So, time to leave Tokyo, start on the Malaria tablets (eech) and head over to China. It’s been a bit of a trouble getting a visa, out of all my stops this is the only place I needed to get one up front. Going to the consulate in Edinburgh – who like all Chinese consulates are only open 9-12, Monday till Friday – I was turned away and had to make three visits to the Melbourne consulate. Visa sorted (and £25 lighter) I was ready to enter and prepared for the worse.
After a nice empty flight, with video on demand (I watched Bucket List and a bit of Blueberry Nights) I walked into another empty airport (just like Tokyo) and customs barely asked a question, straight though. I haven’t been buying my guide books for most cities, but decided I need them for Asia – but don’t want to buy upfront as my bag is seriously heavy already. I got the feeling that once I hit the city, finding an English book will be hard so found the shop in the airport and picked up Lonely Planet Encounter: Shanghai, these books are perfect – to the point, shows the basics, compact and comes with maps… sold. On the way there and back I was pestered by folk trying to get me hotels and taxi’s – have a cold shoulder…. On the way outside I got stopped once again, he helped me find my hostel on the map, tried to sell me a hostel (said I’d paid) and then tried to sell me one of those free maps – he’s not noticed that I’m a) a backpacker and b) Scottish – your getting hee haw mate. He really did me a favour by writing the hostels address in Chinese on my paper, this would prove to be essential later on and pointed me to the shuttle bus.

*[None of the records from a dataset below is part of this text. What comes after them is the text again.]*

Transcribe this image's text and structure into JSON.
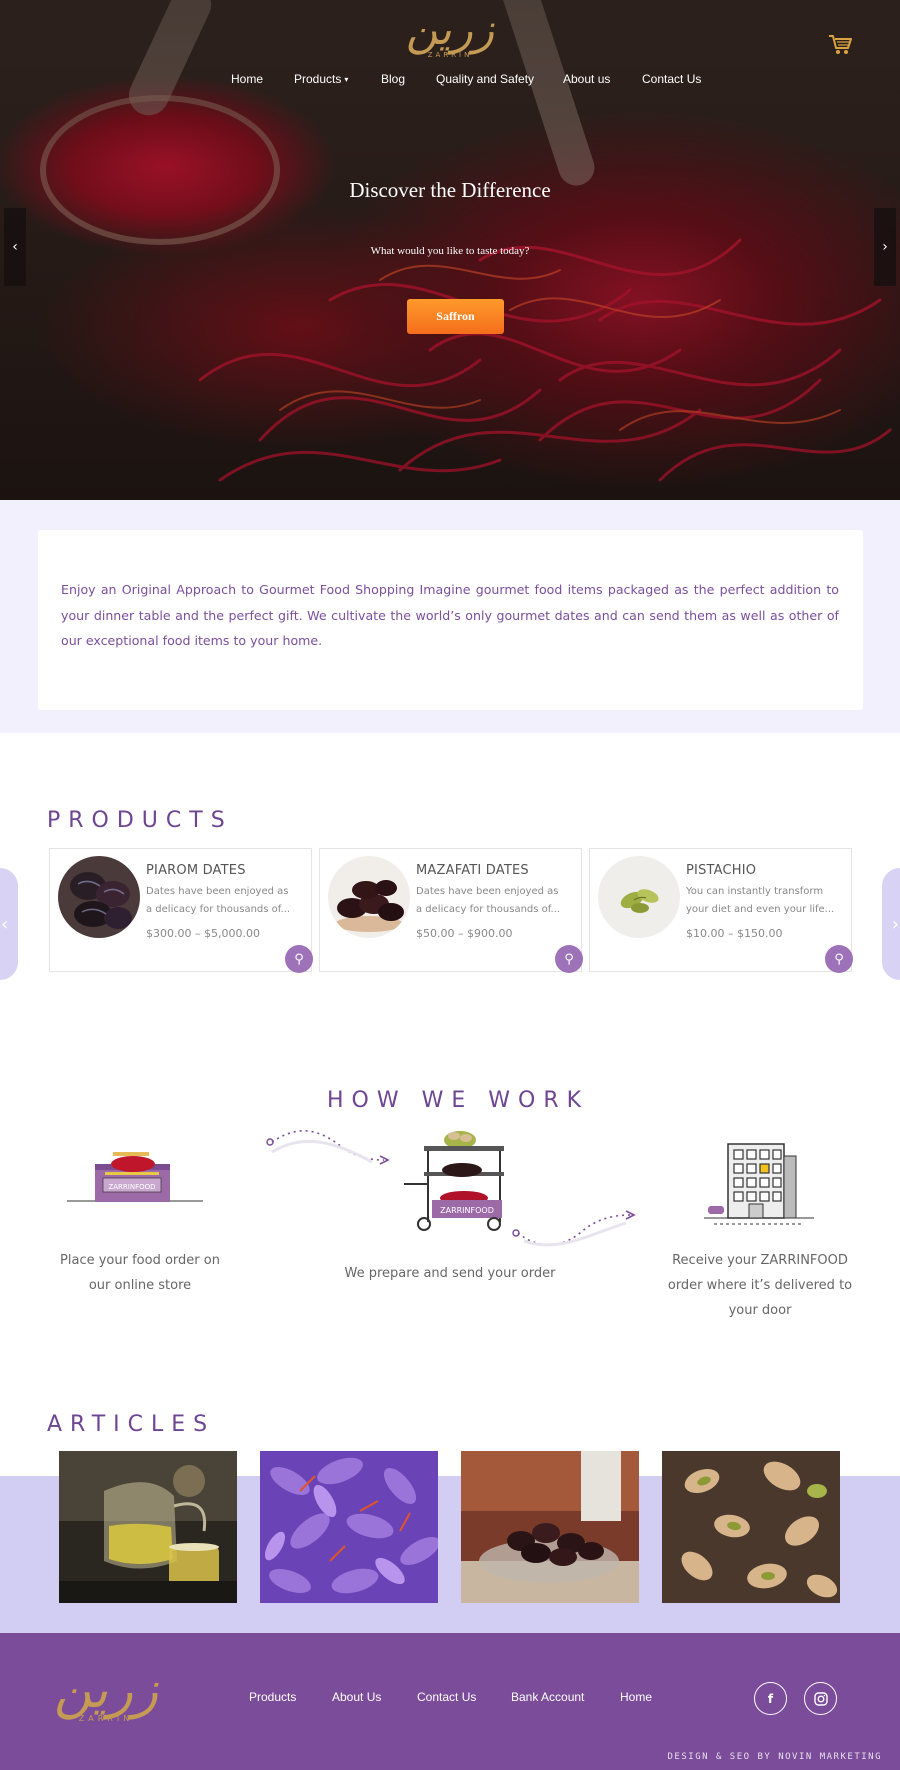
{
  "brand": {
    "logo_text": "زرین",
    "logo_latin": "ZARRIN"
  },
  "nav": {
    "home": "Home",
    "products": "Products",
    "blog": "Blog",
    "quality": "Quality and Safety",
    "about": "About us",
    "contact": "Contact Us"
  },
  "hero": {
    "title": "Discover the Difference",
    "subtitle": "What would you like to taste today?",
    "button": "Saffron"
  },
  "intro": {
    "text": "Enjoy an Original Approach to Gourmet Food Shopping Imagine gourmet food items packaged as the perfect addition to your dinner table and the perfect gift. We cultivate the world’s only gourmet dates and can send them as well as other of our exceptional food items to your home."
  },
  "products": {
    "title": "PRODUCTS",
    "items": [
      {
        "name": "PIAROM DATES",
        "desc": "Dates have been enjoyed as a delicacy for thousands of...",
        "price": "$300.00 – $5,000.00"
      },
      {
        "name": "MAZAFATI DATES",
        "desc": "Dates have been enjoyed as a delicacy for thousands of...",
        "price": "$50.00 – $900.00"
      },
      {
        "name": "PISTACHIO",
        "desc": "You can instantly transform your diet and even your life...",
        "price": "$10.00 – $150.00"
      }
    ]
  },
  "how": {
    "title": "HOW WE WORK",
    "box_label": "ZARRINFOOD",
    "cart_label": "ZARRINFOOD",
    "steps": [
      "Place your food order on our online store",
      "We prepare and send your order",
      "Receive your ZARRINFOOD order where it’s delivered to your door"
    ]
  },
  "articles": {
    "title": "ARTICLES"
  },
  "footer": {
    "links": [
      "Products",
      "About Us",
      "Contact Us",
      "Bank Account",
      "Home"
    ],
    "facebook": "f",
    "credit": "DESIGN & SEO BY NOVIN MARKETING"
  },
  "colors": {
    "purple": "#7b4c99",
    "accent_orange": "#f57d1f",
    "gold": "#c49a55",
    "lavender": "#d2cdf3"
  }
}
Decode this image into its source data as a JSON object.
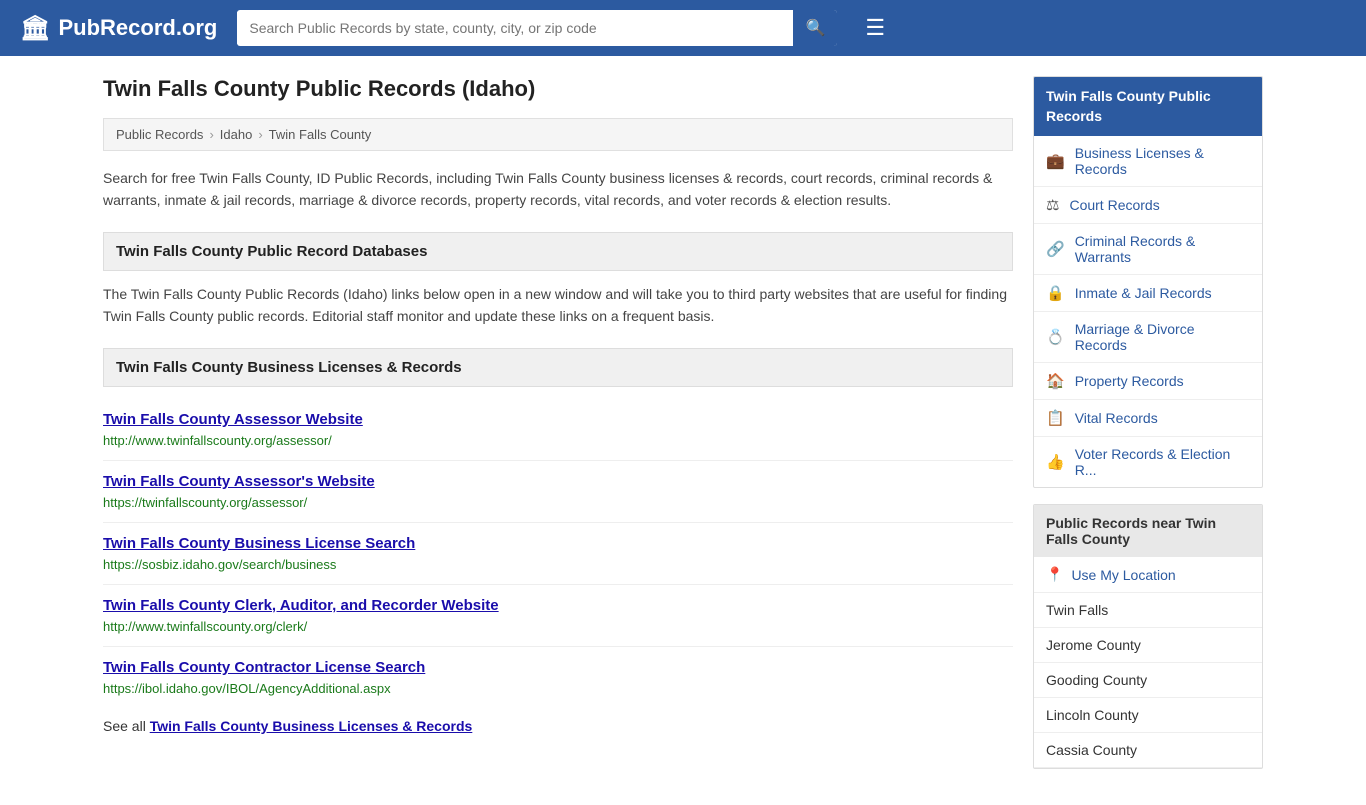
{
  "header": {
    "logo_icon": "🏛",
    "logo_text": "PubRecord.org",
    "search_placeholder": "Search Public Records by state, county, city, or zip code",
    "search_icon": "🔍",
    "menu_icon": "☰"
  },
  "page": {
    "title": "Twin Falls County Public Records (Idaho)",
    "breadcrumbs": [
      {
        "label": "Public Records",
        "href": "#"
      },
      {
        "label": "Idaho",
        "href": "#"
      },
      {
        "label": "Twin Falls County",
        "href": "#"
      }
    ],
    "description": "Search for free Twin Falls County, ID Public Records, including Twin Falls County business licenses & records, court records, criminal records & warrants, inmate & jail records, marriage & divorce records, property records, vital records, and voter records & election results.",
    "databases_header": "Twin Falls County Public Record Databases",
    "databases_text": "The Twin Falls County Public Records (Idaho) links below open in a new window and will take you to third party websites that are useful for finding Twin Falls County public records. Editorial staff monitor and update these links on a frequent basis.",
    "business_header": "Twin Falls County Business Licenses & Records",
    "records": [
      {
        "title": "Twin Falls County Assessor Website",
        "url": "http://www.twinfallscounty.org/assessor/"
      },
      {
        "title": "Twin Falls County Assessor's Website",
        "url": "https://twinfallscounty.org/assessor/"
      },
      {
        "title": "Twin Falls County Business License Search",
        "url": "https://sosbiz.idaho.gov/search/business"
      },
      {
        "title": "Twin Falls County Clerk, Auditor, and Recorder Website",
        "url": "http://www.twinfallscounty.org/clerk/"
      },
      {
        "title": "Twin Falls County Contractor License Search",
        "url": "https://ibol.idaho.gov/IBOL/AgencyAdditional.aspx"
      }
    ],
    "see_all_text": "See all",
    "see_all_link": "Twin Falls County Business Licenses & Records"
  },
  "sidebar": {
    "box_title": "Twin Falls County Public Records",
    "items": [
      {
        "label": "Business Licenses & Records",
        "icon": "💼"
      },
      {
        "label": "Court Records",
        "icon": "⚖"
      },
      {
        "label": "Criminal Records & Warrants",
        "icon": "🔗"
      },
      {
        "label": "Inmate & Jail Records",
        "icon": "🔒"
      },
      {
        "label": "Marriage & Divorce Records",
        "icon": "💍"
      },
      {
        "label": "Property Records",
        "icon": "🏠"
      },
      {
        "label": "Vital Records",
        "icon": "📋"
      },
      {
        "label": "Voter Records & Election R...",
        "icon": "👍"
      }
    ],
    "nearby_title": "Public Records near Twin Falls County",
    "nearby_items": [
      {
        "label": "Use My Location",
        "icon": "📍",
        "is_location": true
      },
      {
        "label": "Twin Falls",
        "icon": ""
      },
      {
        "label": "Jerome County",
        "icon": ""
      },
      {
        "label": "Gooding County",
        "icon": ""
      },
      {
        "label": "Lincoln County",
        "icon": ""
      },
      {
        "label": "Cassia County",
        "icon": ""
      }
    ]
  }
}
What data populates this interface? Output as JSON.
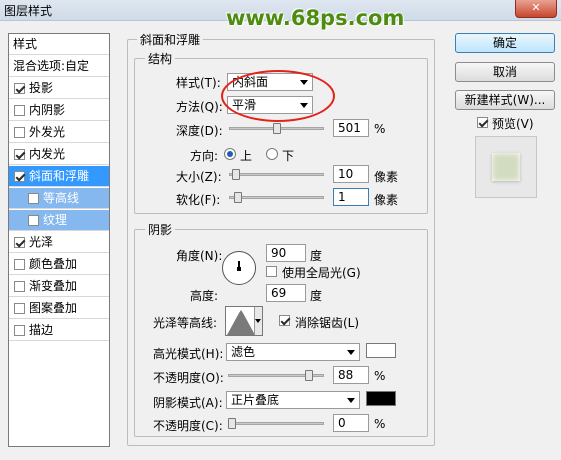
{
  "window": {
    "title": "图层样式",
    "close_glyph": "✕"
  },
  "watermark": "www.68ps.com",
  "style_list": [
    {
      "label": "样式",
      "kind": "head"
    },
    {
      "label": "混合选项:自定",
      "kind": "nobox"
    },
    {
      "label": "投影",
      "checked": true
    },
    {
      "label": "内阴影",
      "checked": false
    },
    {
      "label": "外发光",
      "checked": false
    },
    {
      "label": "内发光",
      "checked": true
    },
    {
      "label": "斜面和浮雕",
      "checked": true,
      "selected": true
    },
    {
      "label": "等高线",
      "checked": false,
      "sub": true
    },
    {
      "label": "纹理",
      "checked": false,
      "sub": true
    },
    {
      "label": "光泽",
      "checked": true
    },
    {
      "label": "颜色叠加",
      "checked": false
    },
    {
      "label": "渐变叠加",
      "checked": false
    },
    {
      "label": "图案叠加",
      "checked": false
    },
    {
      "label": "描边",
      "checked": false
    }
  ],
  "bevel": {
    "section_title": "斜面和浮雕",
    "structure_title": "结构",
    "style_label": "样式(T):",
    "style_value": "内斜面",
    "technique_label": "方法(Q):",
    "technique_value": "平滑",
    "depth_label": "深度(D):",
    "depth_value": "501",
    "depth_unit": "%",
    "direction_label": "方向:",
    "direction_up": "上",
    "direction_down": "下",
    "direction_selected": "up",
    "size_label": "大小(Z):",
    "size_value": "10",
    "size_unit": "像素",
    "soften_label": "软化(F):",
    "soften_value": "1",
    "soften_unit": "像素",
    "shading_title": "阴影",
    "angle_label": "角度(N):",
    "angle_value": "90",
    "angle_unit": "度",
    "global_light_label": "使用全局光(G)",
    "global_light_checked": false,
    "altitude_label": "高度:",
    "altitude_value": "69",
    "altitude_unit": "度",
    "gloss_contour_label": "光泽等高线:",
    "antialias_label": "消除锯齿(L)",
    "antialias_checked": true,
    "highlight_mode_label": "高光模式(H):",
    "highlight_mode_value": "滤色",
    "highlight_color": "#ffffff",
    "highlight_opacity_label": "不透明度(O):",
    "highlight_opacity_value": "88",
    "highlight_opacity_unit": "%",
    "shadow_mode_label": "阴影模式(A):",
    "shadow_mode_value": "正片叠底",
    "shadow_color": "#000000",
    "shadow_opacity_label": "不透明度(C):",
    "shadow_opacity_value": "0",
    "shadow_opacity_unit": "%",
    "depth_fraction": 0.5,
    "size_fraction": 0.04,
    "soften_fraction": 0.06,
    "highlight_opacity_fraction": 0.88,
    "shadow_opacity_fraction": 0.0
  },
  "buttons": {
    "ok": "确定",
    "cancel": "取消",
    "new_style": "新建样式(W)...",
    "preview_label": "预览(V)",
    "preview_checked": true
  },
  "colors": {
    "accent": "#3399ff",
    "annotation": "#e2231a",
    "watermark": "#4e8c10"
  }
}
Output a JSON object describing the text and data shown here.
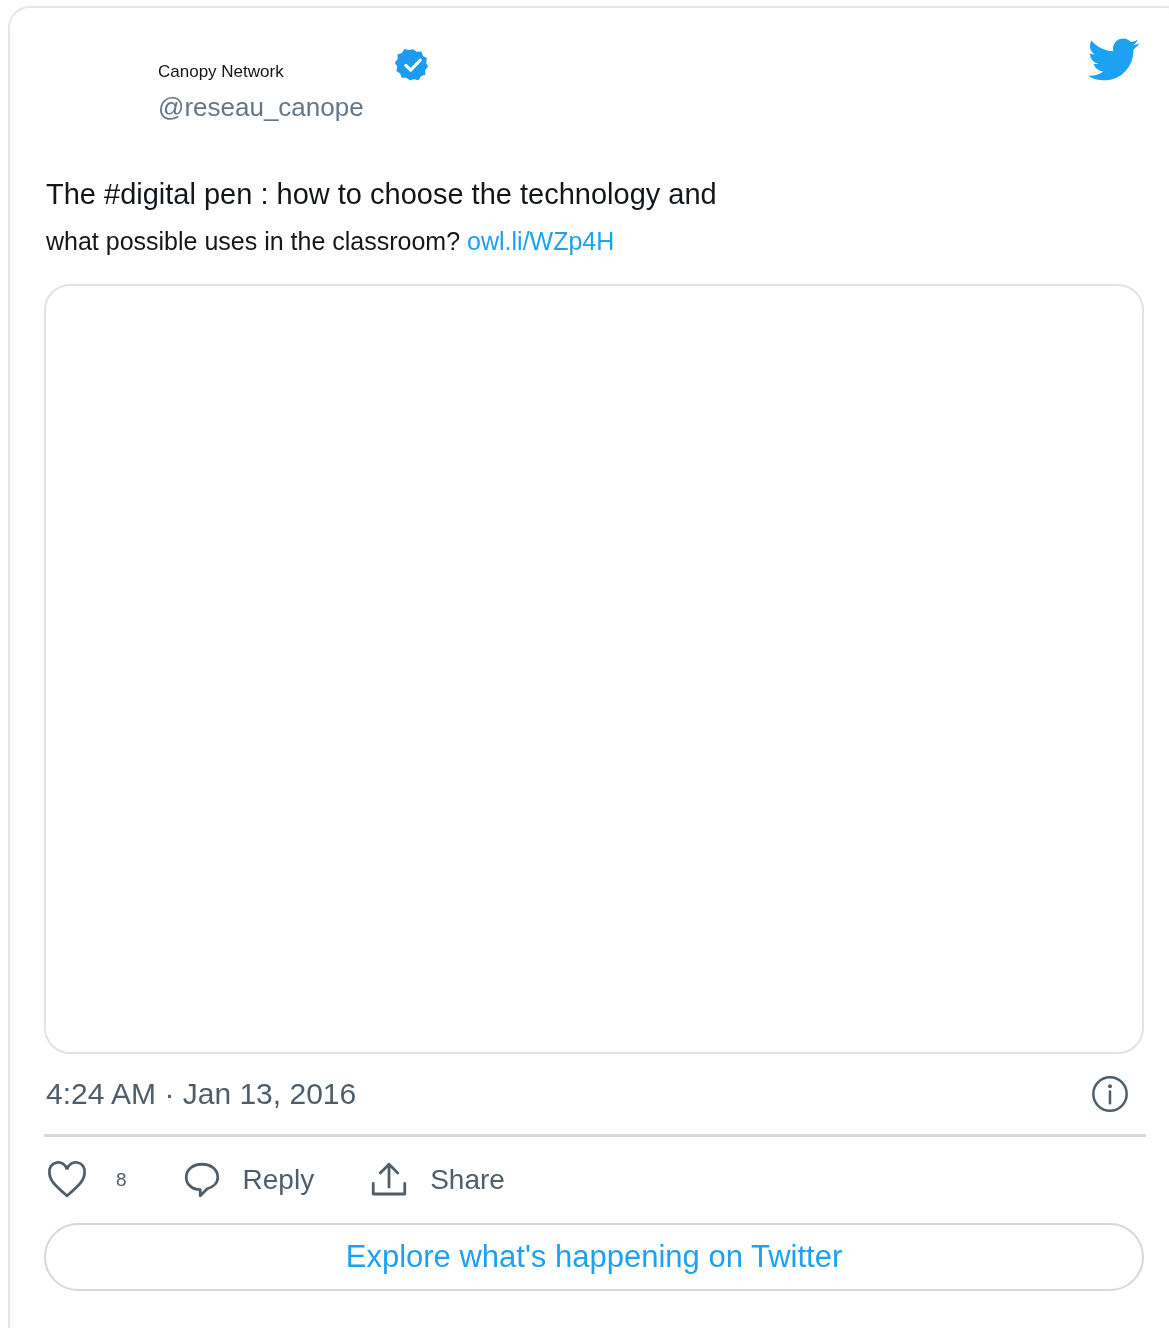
{
  "author": {
    "name": "Canopy Network",
    "handle": "@reseau_canope",
    "verified": true
  },
  "tweet": {
    "line_1": "The #digital pen : how to choose the technology and",
    "line_2": "what possible uses in the classroom?",
    "link": "owl.li/WZp4H"
  },
  "timestamp": "4:24 AM · Jan 13, 2016",
  "actions": [
    {
      "kind": "like",
      "label": "8"
    },
    {
      "kind": "reply",
      "label": "Reply"
    },
    {
      "kind": "share",
      "label": "Share"
    }
  ],
  "explore_button": "Explore what's happening on Twitter"
}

After Tokyo, I was expecting another large city, metropolitan and more of the same – I got on the bus, feeling a little unsafe but happy enough to be here. Travelling though the city I soon realised (as the Lonely Planet guide advised) English was uncommon so be prepared. The conversation at the many stops I made around the train station gave me an idea, I’m in China, they don’t know English, I don’t know Chinese, this is going to be intresting.
After many a pointing, struggling and pushing (manures haven’t reached China yet) I had a ticket for what I think is the right metro and was heading on the way. Getting off at my stop, I slowly crossed the street – a green on the pedestrian crossing is more a suggestion for the traffic to stop, a suggestion they like to ignore. The sight of hundreds of mopeds flying down the street, vendors selling everything from sunglasses, to socks and pirate dvds – I felt I was in Bangkok more than Shanghai.
The sight of the hostel was like an Oasis in the desert, very modern, clean and friendly. A large bar area with Projector for movie, free wifi, cheap food and beer just set it in my good books.
First impressions are good, things a stupidly cheap… Bottle of water, 14p. Bottle of Coke Zero (pictured), 31p. Five course dinner, including steak and a beer – £12 (that was splashing out).